Rate hike pressures could mount in case of the following risks:


  • Fiscal actions exert higher influence on inflation: A fiscal deficit slippage of 0.3% of GDP each in fiscals 2018 and 2019 implies extra spending of Rs 1.2 trillion over what was targeted. Since most of this is revenue, an inflationary impact cannot be discounted. Similarly, elements of the MSP announcement, such as setting it at 1.5 times the cost of production, extension of MSP to all kharif crops, and assuring at least MSP is paid to all farmers, together with rise in import duties, can feed inflation. The MPC awaits clarity on the quantum of MSP increases and their likely rollout to assess the impact on inflation.
  • Firmer input prices translating into higher core inflation: Input prices are expected to see an uptick in 2018 -- CRISIL Research forecasts global crude oil prices to rise to $63-68/barrel from $54.1/barrel in 2017, while the World Bank forecasts a near 2% increase in metal prices.
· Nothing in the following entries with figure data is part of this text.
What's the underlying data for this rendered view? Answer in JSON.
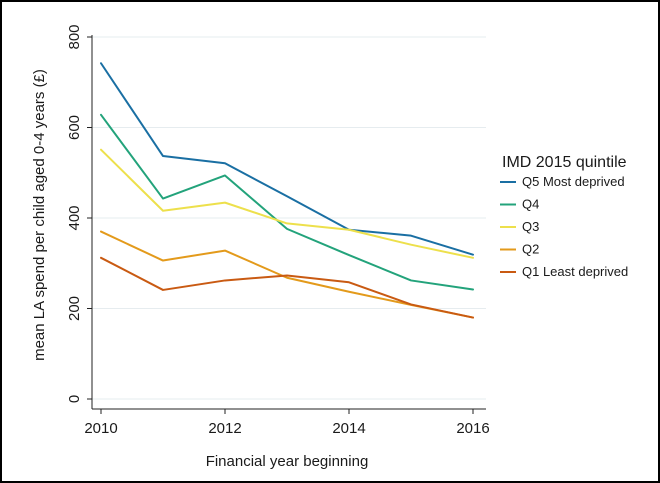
{
  "chart_data": {
    "type": "line",
    "title": "",
    "xlabel": "Financial year beginning",
    "ylabel": "mean LA spend per child aged 0-4 years (£)",
    "x": [
      2010,
      2011,
      2012,
      2013,
      2014,
      2015,
      2016
    ],
    "x_ticks": [
      2010,
      2012,
      2014,
      2016
    ],
    "y_ticks": [
      0,
      200,
      400,
      600,
      800
    ],
    "xlim": [
      2010,
      2016
    ],
    "ylim": [
      0,
      800
    ],
    "grid": "horizontal",
    "legend_position": "right",
    "legend_title": "IMD 2015 quintile",
    "series": [
      {
        "name": "Q5 Most deprived",
        "color": "#1a6fa3",
        "values": [
          742,
          537,
          521,
          448,
          374,
          361,
          319
        ]
      },
      {
        "name": "Q4",
        "color": "#23a37b",
        "values": [
          628,
          443,
          494,
          376,
          318,
          262,
          242
        ]
      },
      {
        "name": "Q3",
        "color": "#ede04c",
        "values": [
          551,
          416,
          434,
          388,
          374,
          341,
          312
        ]
      },
      {
        "name": "Q2",
        "color": "#e39a1b",
        "values": [
          370,
          306,
          328,
          268,
          237,
          208,
          180
        ]
      },
      {
        "name": "Q1 Least deprived",
        "color": "#c95a12",
        "values": [
          312,
          241,
          262,
          273,
          258,
          209,
          180
        ]
      }
    ]
  }
}
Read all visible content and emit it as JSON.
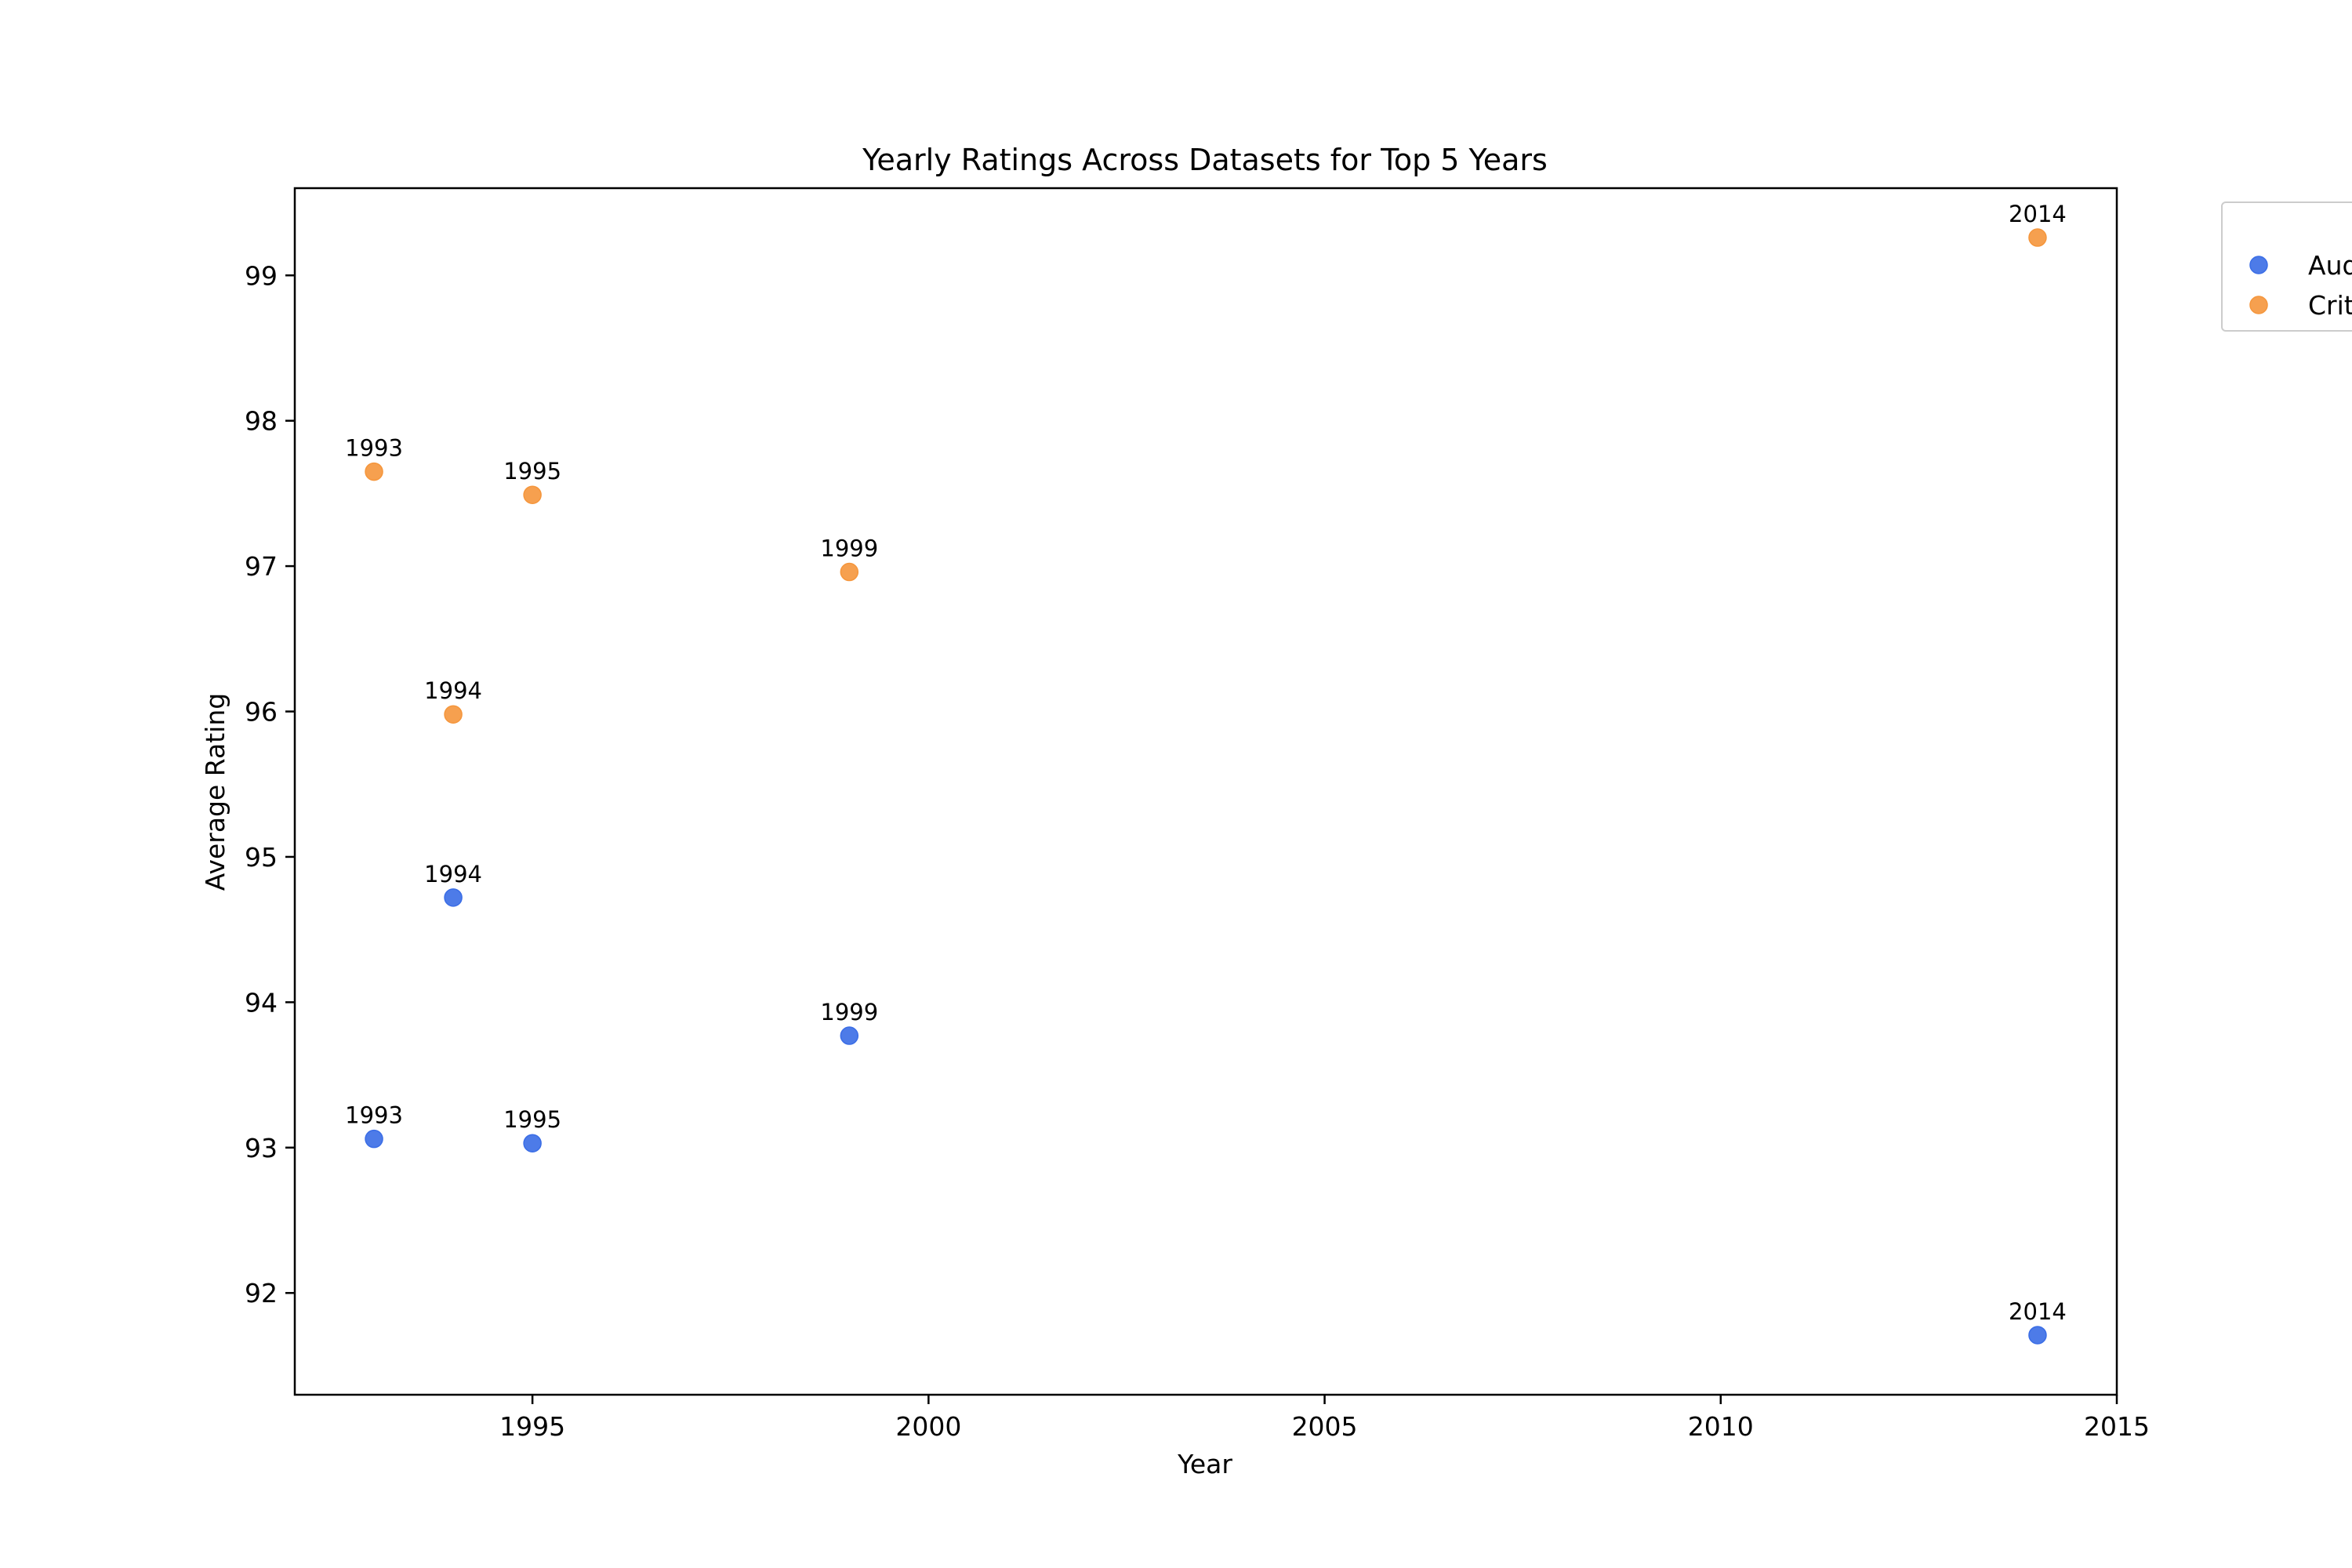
{
  "chart_data": {
    "type": "scatter",
    "title": "Yearly Ratings Across Datasets for Top 5 Years",
    "xlabel": "Year",
    "ylabel": "Average Rating",
    "xlim": [
      1992,
      2015
    ],
    "ylim": [
      91.3,
      99.6
    ],
    "xticks": [
      1995,
      2000,
      2005,
      2010,
      2015
    ],
    "yticks": [
      92,
      93,
      94,
      95,
      96,
      97,
      98,
      99
    ],
    "grid": false,
    "legend_position": "top-right, partially outside plot",
    "series": [
      {
        "name": "Aud",
        "color": "#3a6de6",
        "points": [
          {
            "x": 1993,
            "y": 93.06,
            "label": "1993"
          },
          {
            "x": 1994,
            "y": 94.72,
            "label": "1994"
          },
          {
            "x": 1995,
            "y": 93.03,
            "label": "1995"
          },
          {
            "x": 1999,
            "y": 93.77,
            "label": "1999"
          },
          {
            "x": 2014,
            "y": 91.71,
            "label": "2014"
          }
        ]
      },
      {
        "name": "Crit",
        "color": "#f5963c",
        "points": [
          {
            "x": 1993,
            "y": 97.65,
            "label": "1993"
          },
          {
            "x": 1994,
            "y": 95.98,
            "label": "1994"
          },
          {
            "x": 1995,
            "y": 97.49,
            "label": "1995"
          },
          {
            "x": 1999,
            "y": 96.96,
            "label": "1999"
          },
          {
            "x": 2014,
            "y": 99.26,
            "label": "2014"
          }
        ]
      }
    ]
  }
}
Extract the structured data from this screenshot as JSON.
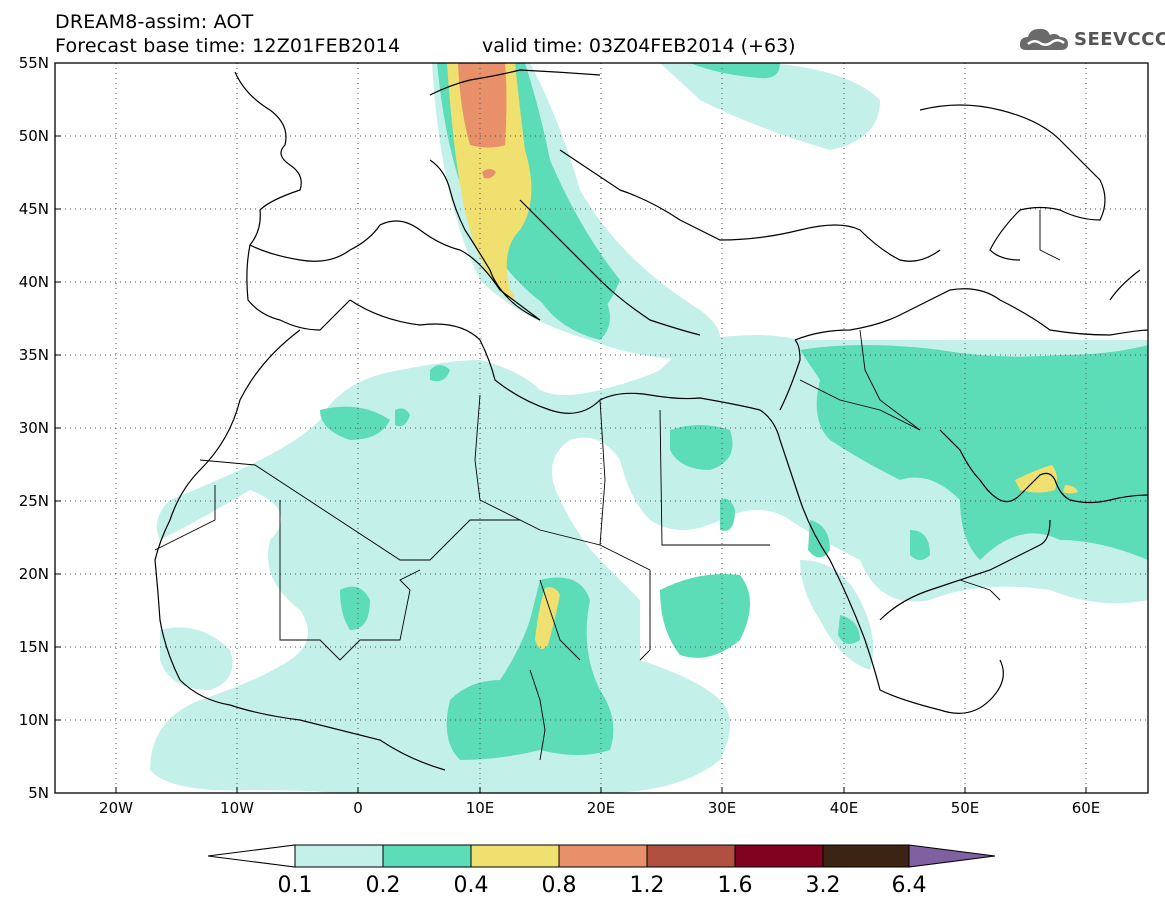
{
  "header": {
    "title": "DREAM8-assim: AOT",
    "base_time": "Forecast base time: 12Z01FEB2014",
    "valid_time": "valid time: 03Z04FEB2014 (+63)",
    "logo_text": "SEEVCCC"
  },
  "map": {
    "lon_range": [
      -25,
      65
    ],
    "lat_range": [
      5,
      55
    ],
    "lat_labels": [
      "55N",
      "50N",
      "45N",
      "40N",
      "35N",
      "30N",
      "25N",
      "20N",
      "15N",
      "10N",
      "5N"
    ],
    "lon_labels": [
      "20W",
      "10W",
      "0",
      "10E",
      "20E",
      "30E",
      "40E",
      "50E",
      "60E"
    ],
    "grid": "dotted"
  },
  "colorbar": {
    "labels": [
      "0.1",
      "0.2",
      "0.4",
      "0.8",
      "1.2",
      "1.6",
      "3.2",
      "6.4"
    ],
    "colors": [
      "#ffffff",
      "#c4f0ea",
      "#5ddcb8",
      "#f0e070",
      "#e8906a",
      "#b05040",
      "#800020",
      "#3c2414",
      "#8060a0"
    ]
  },
  "icons": {
    "logo": "cloud-icon"
  }
}
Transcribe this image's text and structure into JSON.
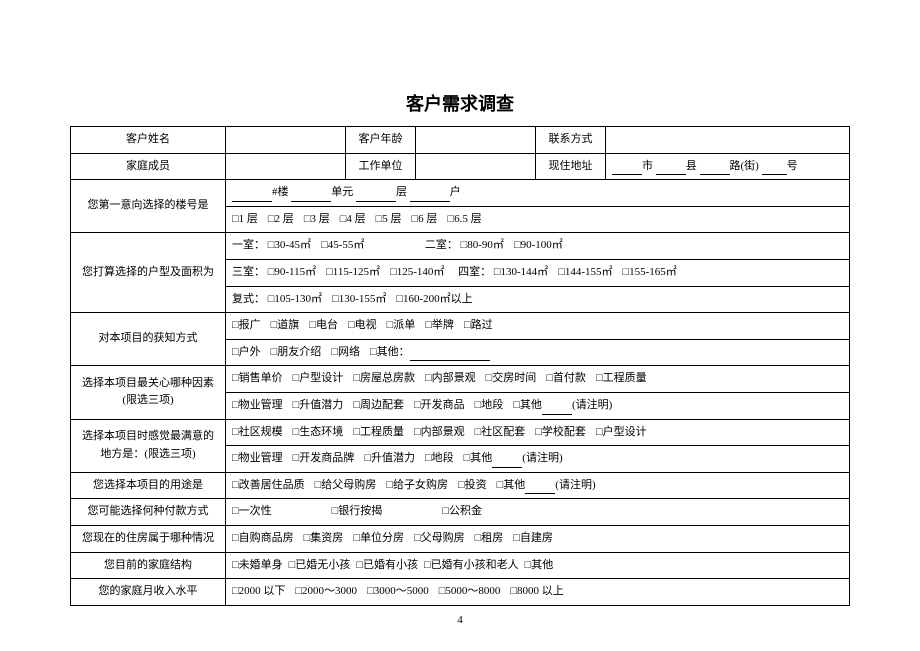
{
  "title": "客户需求调查",
  "row1": {
    "name_lbl": "客户姓名",
    "age_lbl": "客户年龄",
    "contact_lbl": "联系方式"
  },
  "row2": {
    "family_lbl": "家庭成员",
    "work_lbl": "工作单位",
    "addr_lbl": "现住地址",
    "addr_city": "市",
    "addr_county": "县",
    "addr_road": "路(街)",
    "addr_no": "号"
  },
  "row3": {
    "lbl": "您第一意向选择的楼号是",
    "bld": "#楼",
    "unit": "单元",
    "floor": "层",
    "house": "户",
    "opts": [
      "□1 层",
      "□2 层",
      "□3 层",
      "□4 层",
      "□5 层",
      "□6 层",
      "□6.5 层"
    ]
  },
  "row4": {
    "lbl": "您打算选择的户型及面积为",
    "l1a": "一室：",
    "l1a_opts": [
      "□30-45㎡",
      "□45-55㎡"
    ],
    "l1b": "二室：",
    "l1b_opts": [
      "□80-90㎡",
      "□90-100㎡"
    ],
    "l2a": "三室：",
    "l2a_opts": [
      "□90-115㎡",
      "□115-125㎡",
      "□125-140㎡"
    ],
    "l2b": "四室：",
    "l2b_opts": [
      "□130-144㎡",
      "□144-155㎡",
      "□155-165㎡"
    ],
    "l3a": "复式：",
    "l3a_opts": [
      "□105-130㎡",
      "□130-155㎡",
      "□160-200㎡以上"
    ]
  },
  "row5": {
    "lbl": "对本项目的获知方式",
    "opts1": [
      "□报广",
      "□道旗",
      "□电台",
      "□电视",
      "□派单",
      "□举牌",
      "□路过"
    ],
    "opts2": [
      "□户外",
      "□朋友介绍",
      "□网络",
      "□其他："
    ]
  },
  "row6": {
    "lbl1": "选择本项目最关心哪种因素",
    "lbl2": "(限选三项)",
    "opts1": [
      "□销售单价",
      "□户型设计",
      "□房屋总房款",
      "□内部景观",
      "□交房时间",
      "□首付款",
      "□工程质量"
    ],
    "opts2": [
      "□物业管理",
      "□升值潜力",
      "□周边配套",
      "□开发商品",
      "□地段",
      "□其他"
    ],
    "note": "(请注明)"
  },
  "row7": {
    "lbl1": "选择本项目时感觉最满意的",
    "lbl2": "地方是：(限选三项)",
    "opts1": [
      "□社区规模",
      "□生态环境",
      "□工程质量",
      "□内部景观",
      "□社区配套",
      "□学校配套",
      "□户型设计"
    ],
    "opts2": [
      "□物业管理",
      "□开发商品牌",
      "□升值潜力",
      "□地段",
      "□其他"
    ],
    "note": "(请注明)"
  },
  "row8": {
    "lbl": "您选择本项目的用途是",
    "opts": [
      "□改善居住品质",
      "□给父母购房",
      "□给子女购房",
      "□投资",
      "□其他"
    ],
    "note": "(请注明)"
  },
  "row9": {
    "lbl": "您可能选择何种付款方式",
    "opts": [
      "□一次性",
      "□银行按揭",
      "□公积金"
    ]
  },
  "row10": {
    "lbl": "您现在的住房属于哪种情况",
    "opts": [
      "□自购商品房",
      "□集资房",
      "□单位分房",
      "□父母购房",
      "□租房",
      "□自建房"
    ]
  },
  "row11": {
    "lbl": "您目前的家庭结构",
    "opts": [
      "□未婚单身",
      "□已婚无小孩",
      "□已婚有小孩",
      "□已婚有小孩和老人",
      "□其他"
    ]
  },
  "row12": {
    "lbl": "您的家庭月收入水平",
    "opts": [
      "□2000 以下",
      "□2000～3000",
      "□3000～5000",
      "□5000～8000",
      "□8000 以上"
    ]
  },
  "page_no": "4",
  "colors": {
    "text": "#000000",
    "border": "#000000",
    "bg": "#ffffff"
  }
}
Given improving domestic demand conditions, manufacturers are likely to pass on higher input prices to consumers, which will show up in core inflation. Already, core inflation has stayed elevated and, even after excluding the category of housing inflation, core inflation has been edging up since November 2017.
  • Rising interest rate differential: Stronger recovery in the United States and expectation of three more Fed rate hikes in 2018 have led US benchmark yields to steadily firm up, making them attractive. Particularly in India, foreign capital inflows to the debt markets have slowed post October 2017. Though external factors do not play an important role in the policy rate decisions of the MPC, such developments are not easy to ignore in the present interconnected world.